The long-distance optical transport network with wavelength-division multiplexing (WDM) technology has shown a promising future for high-capacity optical fiber communications. In such a network, the communications between central offices within a telecommunications network are conveyed by a fiber-trunk mesh. Each central office acts as a network node, where signals from different fiber trunks and local client offices are either switched to different output fiber trunks for transmission to the next node, or dropped to the local offices.
The Wavelength Selective Cross-Connect (WSXC) is one type of known optical cross-connect. WSXC accepts multiwavelength signals and cross-connects individual wavelengths. Received signals are wavelength demultiplexed and then the signals having the same wavelength are switched on a wavelength-specific switching layer. In a WDM system, each WDM channel will be associated with a unique WSXC switching layer. At a network node connecting P fibers each having Q wavelength channels, the WSXC will have Q P-by-P switching layers. WSXC is nonblocking in any wavelength-specific layer, but is blocking from one wavelength layer to another. In other words, a signal received on any input port for a given wavelength-specific layer can be switched to any output port for that layer. A signal received on an output port of a given wavelength-specific layer, however, cannot be switched to an output port of a different wavelength-specific layer.

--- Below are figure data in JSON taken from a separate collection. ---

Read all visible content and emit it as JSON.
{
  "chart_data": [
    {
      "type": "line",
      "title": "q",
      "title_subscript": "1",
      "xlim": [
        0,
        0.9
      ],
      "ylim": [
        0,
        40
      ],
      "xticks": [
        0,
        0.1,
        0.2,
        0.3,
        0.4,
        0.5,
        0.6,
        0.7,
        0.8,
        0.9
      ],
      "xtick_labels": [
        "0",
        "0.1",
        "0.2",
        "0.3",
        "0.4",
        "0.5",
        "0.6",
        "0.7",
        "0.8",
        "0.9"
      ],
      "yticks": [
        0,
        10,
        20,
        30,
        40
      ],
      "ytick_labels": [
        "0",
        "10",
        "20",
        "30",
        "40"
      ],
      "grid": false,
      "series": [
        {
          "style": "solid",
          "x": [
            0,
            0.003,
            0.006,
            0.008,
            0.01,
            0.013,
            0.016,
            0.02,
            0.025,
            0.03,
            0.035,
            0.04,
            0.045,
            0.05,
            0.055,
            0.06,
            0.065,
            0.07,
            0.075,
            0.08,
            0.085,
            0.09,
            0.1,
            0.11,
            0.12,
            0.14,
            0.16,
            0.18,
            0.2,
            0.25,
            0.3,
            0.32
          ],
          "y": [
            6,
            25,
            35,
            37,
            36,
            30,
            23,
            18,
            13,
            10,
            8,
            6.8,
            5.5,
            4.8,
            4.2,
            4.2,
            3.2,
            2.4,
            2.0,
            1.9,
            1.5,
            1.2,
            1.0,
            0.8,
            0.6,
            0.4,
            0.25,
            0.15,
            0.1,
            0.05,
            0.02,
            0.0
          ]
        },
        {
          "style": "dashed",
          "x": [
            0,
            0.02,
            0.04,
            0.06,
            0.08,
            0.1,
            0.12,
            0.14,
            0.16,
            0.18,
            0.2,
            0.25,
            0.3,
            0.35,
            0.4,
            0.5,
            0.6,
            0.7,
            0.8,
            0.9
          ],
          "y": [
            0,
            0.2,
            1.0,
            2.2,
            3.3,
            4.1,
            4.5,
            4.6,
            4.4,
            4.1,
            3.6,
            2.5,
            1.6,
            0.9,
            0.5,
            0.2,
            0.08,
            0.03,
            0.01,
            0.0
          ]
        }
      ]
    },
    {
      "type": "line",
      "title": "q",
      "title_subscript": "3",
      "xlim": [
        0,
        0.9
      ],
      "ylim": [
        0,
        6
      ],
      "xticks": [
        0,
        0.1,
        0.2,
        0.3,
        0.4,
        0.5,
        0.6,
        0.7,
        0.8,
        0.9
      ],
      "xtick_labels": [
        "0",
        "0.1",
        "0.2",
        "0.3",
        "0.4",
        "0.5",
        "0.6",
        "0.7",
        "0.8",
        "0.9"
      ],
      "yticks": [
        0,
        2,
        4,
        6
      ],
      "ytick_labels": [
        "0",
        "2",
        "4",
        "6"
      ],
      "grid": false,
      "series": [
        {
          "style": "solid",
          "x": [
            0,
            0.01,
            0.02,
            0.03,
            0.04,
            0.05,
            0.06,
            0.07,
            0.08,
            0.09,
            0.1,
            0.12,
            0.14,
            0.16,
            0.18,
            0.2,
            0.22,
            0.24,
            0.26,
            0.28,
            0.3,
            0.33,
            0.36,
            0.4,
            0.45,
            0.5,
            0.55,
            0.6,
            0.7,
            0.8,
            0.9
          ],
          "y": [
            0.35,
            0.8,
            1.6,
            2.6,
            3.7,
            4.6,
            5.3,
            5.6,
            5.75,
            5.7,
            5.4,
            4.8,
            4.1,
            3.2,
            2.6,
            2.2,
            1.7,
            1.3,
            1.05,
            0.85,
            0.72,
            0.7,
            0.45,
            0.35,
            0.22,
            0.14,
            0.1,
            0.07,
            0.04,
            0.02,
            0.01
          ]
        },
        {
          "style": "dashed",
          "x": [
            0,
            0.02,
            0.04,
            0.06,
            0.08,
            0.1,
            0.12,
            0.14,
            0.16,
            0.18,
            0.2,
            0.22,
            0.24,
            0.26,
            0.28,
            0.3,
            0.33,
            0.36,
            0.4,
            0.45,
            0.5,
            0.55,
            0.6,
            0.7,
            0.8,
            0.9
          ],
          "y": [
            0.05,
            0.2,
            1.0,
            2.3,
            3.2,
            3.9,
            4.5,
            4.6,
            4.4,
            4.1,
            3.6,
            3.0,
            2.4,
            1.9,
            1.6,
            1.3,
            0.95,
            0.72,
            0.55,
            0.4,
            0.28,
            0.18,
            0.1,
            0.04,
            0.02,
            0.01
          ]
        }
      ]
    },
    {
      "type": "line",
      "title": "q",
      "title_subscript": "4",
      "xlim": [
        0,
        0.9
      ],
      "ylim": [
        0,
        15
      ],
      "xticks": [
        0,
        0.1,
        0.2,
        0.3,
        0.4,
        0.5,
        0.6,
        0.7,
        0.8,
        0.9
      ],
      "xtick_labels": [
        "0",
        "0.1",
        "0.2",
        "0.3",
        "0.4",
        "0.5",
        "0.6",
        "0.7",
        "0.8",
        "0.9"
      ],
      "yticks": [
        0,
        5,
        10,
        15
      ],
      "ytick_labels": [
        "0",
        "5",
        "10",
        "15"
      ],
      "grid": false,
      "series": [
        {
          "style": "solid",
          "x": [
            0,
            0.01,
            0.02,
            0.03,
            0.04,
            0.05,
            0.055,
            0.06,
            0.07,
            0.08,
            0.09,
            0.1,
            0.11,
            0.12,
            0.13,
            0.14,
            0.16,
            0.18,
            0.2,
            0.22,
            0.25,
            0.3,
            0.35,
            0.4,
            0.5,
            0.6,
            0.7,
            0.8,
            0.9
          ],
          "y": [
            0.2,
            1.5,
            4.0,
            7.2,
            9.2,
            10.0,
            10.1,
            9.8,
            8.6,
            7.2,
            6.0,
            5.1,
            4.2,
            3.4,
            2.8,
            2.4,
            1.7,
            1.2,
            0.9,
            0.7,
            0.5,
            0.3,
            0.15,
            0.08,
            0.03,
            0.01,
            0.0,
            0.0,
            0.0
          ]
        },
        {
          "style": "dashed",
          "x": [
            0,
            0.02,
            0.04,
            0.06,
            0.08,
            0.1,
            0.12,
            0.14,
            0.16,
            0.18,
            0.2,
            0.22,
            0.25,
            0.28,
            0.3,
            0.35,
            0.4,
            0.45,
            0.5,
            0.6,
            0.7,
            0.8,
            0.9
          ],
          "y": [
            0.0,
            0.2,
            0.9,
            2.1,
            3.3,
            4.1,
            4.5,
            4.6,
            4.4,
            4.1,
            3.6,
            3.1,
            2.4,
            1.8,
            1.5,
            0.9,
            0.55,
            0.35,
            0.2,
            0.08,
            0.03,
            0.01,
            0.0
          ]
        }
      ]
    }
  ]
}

Another type of known optical cross-connect is the Wavelength Interchanging Cross-Connect (WIXC). WIXC accepts multiwavelength signals and cross-connects signals with wavelength interchange when necessary. In other words, at a network node connecting P fibers each having Q wavelength channels, the WIXC will have a single PQ-by-PQ switching layer. WIXC is nonblocking between fibers and between wavelength layers.
With network traffic demand rapidly growing, there is a growing demand for increased capacity in a telecommunications network. A likely solution to increase the capacity of a telecommunications network is to increase the number of wavelengths in WDM systems and/or to increase the quantities of fibers in each fiber trunk. This solution requires the high-capacity switch fabrics at the central offices to handle an increased number of input/output ports. Consequently, an optimum switch architecture should have a manageable switch size and have high expandability.
Known optical cross-connects, however, cannot adequately address the increased capacity requirements of telecommunications networks having rapidly growing traffic. Known optical cross-connects must increase the number of ports in the switch layers as the number of wavelengths and/or the quantities of fibers in each fiber trunk increases. Specifically, in the WSXC, the number of ports in each switching layer must be increased as the quantity of fibers in each fiber trunk increases. Similarly, in the WIXC, the number of ports in the single switching layer must be increased as either the number of wavelengths or the quantities of fibers in each fiber trunk increases. At some point, cost and/or available technology prohibits adding more ports to a switching layer to expand the capacity of known optical cross-connects. Consequently, known optical cross-connects have limited expandability and create management problems as capacity requirements increase.